Single by Louis Jordan & His Tympany Five
- A-side: "Look Out"
- Released: October 1947
- Recorded: New York City, April 23, 1947
- Genre: Blues
- Length: 3:20
- Label: Decca
- Songwriters: Dallas Bartley, Leo Hickman, Louis Jordan

Louis Jordan & His Tympany Five singles chronology
| "Boogie Woogie Blue Plate" (1947) | "Early in the Mornin'" (1947) | "Barnyard Boogie" (1948) |

= Early in the Mornin' (Louis Jordan song) =

1947 song by Louis Jordan

"Early in the Mornin'" or "'Early in the Morning" is a song that was recorded by Louis Jordan and His Tympany Five in 1947. It is an early example of a blues which incorporates Afro-Cuban rhythms and percussive instruments. "Early in the Mornin'" became a hit, reaching number three in Billboard magazine's Race Records chart.

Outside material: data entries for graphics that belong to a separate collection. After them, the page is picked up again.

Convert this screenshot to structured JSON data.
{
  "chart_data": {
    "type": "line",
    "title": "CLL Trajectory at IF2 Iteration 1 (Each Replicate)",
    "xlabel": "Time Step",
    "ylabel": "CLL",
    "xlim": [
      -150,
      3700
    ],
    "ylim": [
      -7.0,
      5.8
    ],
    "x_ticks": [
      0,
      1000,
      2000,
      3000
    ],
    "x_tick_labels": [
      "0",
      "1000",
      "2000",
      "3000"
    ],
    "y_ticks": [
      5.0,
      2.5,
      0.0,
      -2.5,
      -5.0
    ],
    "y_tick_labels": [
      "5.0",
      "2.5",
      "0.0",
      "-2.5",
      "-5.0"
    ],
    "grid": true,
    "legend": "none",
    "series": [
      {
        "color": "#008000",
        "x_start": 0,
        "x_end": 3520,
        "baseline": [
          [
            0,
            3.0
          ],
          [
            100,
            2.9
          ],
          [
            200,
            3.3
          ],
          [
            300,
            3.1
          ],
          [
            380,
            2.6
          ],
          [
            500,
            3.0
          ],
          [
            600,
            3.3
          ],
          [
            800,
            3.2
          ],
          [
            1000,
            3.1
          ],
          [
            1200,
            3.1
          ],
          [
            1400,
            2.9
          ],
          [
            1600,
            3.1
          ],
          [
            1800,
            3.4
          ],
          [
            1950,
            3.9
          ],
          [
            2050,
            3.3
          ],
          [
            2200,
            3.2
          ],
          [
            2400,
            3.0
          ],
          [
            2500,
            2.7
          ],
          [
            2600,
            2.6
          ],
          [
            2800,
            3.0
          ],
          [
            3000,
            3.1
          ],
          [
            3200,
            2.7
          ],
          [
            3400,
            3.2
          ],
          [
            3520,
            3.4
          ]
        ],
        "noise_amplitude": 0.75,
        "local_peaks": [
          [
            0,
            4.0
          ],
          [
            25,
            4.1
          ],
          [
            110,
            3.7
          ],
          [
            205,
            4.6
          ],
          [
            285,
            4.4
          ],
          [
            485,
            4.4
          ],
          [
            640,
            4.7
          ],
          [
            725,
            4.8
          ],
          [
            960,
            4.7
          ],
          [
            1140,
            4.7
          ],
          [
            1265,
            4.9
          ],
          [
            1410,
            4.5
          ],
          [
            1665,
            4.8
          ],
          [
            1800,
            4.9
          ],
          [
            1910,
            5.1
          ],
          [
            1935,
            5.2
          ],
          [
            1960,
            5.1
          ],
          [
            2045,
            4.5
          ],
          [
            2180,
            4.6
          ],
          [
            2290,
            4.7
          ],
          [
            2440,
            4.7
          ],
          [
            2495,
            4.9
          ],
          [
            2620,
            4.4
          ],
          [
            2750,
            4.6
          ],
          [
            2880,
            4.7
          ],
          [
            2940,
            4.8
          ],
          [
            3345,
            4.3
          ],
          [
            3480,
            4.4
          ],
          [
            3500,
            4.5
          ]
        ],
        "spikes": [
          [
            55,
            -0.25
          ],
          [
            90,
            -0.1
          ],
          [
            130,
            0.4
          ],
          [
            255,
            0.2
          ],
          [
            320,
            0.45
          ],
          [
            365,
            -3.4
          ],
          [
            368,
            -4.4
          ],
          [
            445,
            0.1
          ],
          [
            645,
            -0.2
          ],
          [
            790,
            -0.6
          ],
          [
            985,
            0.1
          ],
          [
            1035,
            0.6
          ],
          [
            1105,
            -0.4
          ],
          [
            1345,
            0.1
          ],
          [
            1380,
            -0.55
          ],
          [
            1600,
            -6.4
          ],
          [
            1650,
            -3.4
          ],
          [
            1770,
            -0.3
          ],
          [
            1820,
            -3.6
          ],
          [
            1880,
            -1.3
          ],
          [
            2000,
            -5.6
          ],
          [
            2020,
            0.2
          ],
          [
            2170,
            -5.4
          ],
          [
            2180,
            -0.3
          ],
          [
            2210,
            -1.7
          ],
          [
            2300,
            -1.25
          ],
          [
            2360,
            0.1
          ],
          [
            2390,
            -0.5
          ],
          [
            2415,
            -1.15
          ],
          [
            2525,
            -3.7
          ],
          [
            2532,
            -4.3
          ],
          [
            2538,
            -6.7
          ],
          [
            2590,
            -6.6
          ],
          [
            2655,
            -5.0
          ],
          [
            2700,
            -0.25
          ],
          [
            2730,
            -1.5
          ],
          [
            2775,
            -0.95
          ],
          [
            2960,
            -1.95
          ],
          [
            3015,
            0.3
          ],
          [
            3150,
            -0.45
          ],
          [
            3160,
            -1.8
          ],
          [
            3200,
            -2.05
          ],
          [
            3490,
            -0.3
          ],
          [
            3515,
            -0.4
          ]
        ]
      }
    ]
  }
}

Jordan and his band later performed the song in the 1949 film Look Out Sister. It served as inspiration for James Brown and Chuck Berry. Various artists have recorded renditions of "Early in the Mornin'", often spelled as "Early in the Morning" (not to be confused with the earlier Sonny Boy Williamson I song "Early in the Morning").

==Original song==
"Early in the Mornin'" has the structure of a twelve-bar blues with a strong rhythmic element. It is credited to Jordan, Tympany Five bassist Dallas Bartley, and Leo Hickman and has been variously described as a rumba, a samba, a calypso-influenced song, and a "Caribbean-flavoured number". As with many Jordan songs, it also has a comic element. The song begins with Latin-style percussion and Jordan calls out "Hey Pedro! ... Where is Lolito?" After a twelve-bar piano solo intro, Jordan's vocal begins:

It's early in the mornin' and I can't get right
Cause I had a date with my baby last night
Now it's early in the morning ...
And I ain't got nothin' but the blues

Backing Jordan on vocal and alto sax are Wild Bill Davis on piano, Bartley on bass, and Christopher Columbus on drums. Percussion is provided by band members Aaron Isenhall, Eddie Johnson, and Carl Hogan.

==Look Out Sister==

Poster for the 1949 Louis Jordan film Look Out Sister

Louis Jordan recorded a second version of "Early in the Mornin'" in 1949 for Look Out Sister "a sixty-seven-minute picture that featured Louis as a musical cowboy". His performance of the song was filmed in front of a U.S. southwestern-style ranch house with the band dressed in 1940s Hollywood cowboy garb. In his autobiography, James Brown recalled seeing Jordan's films when he was young and was inspired by the showmanship of performances such as "Early in the Mornin'" and especially "Caldonia".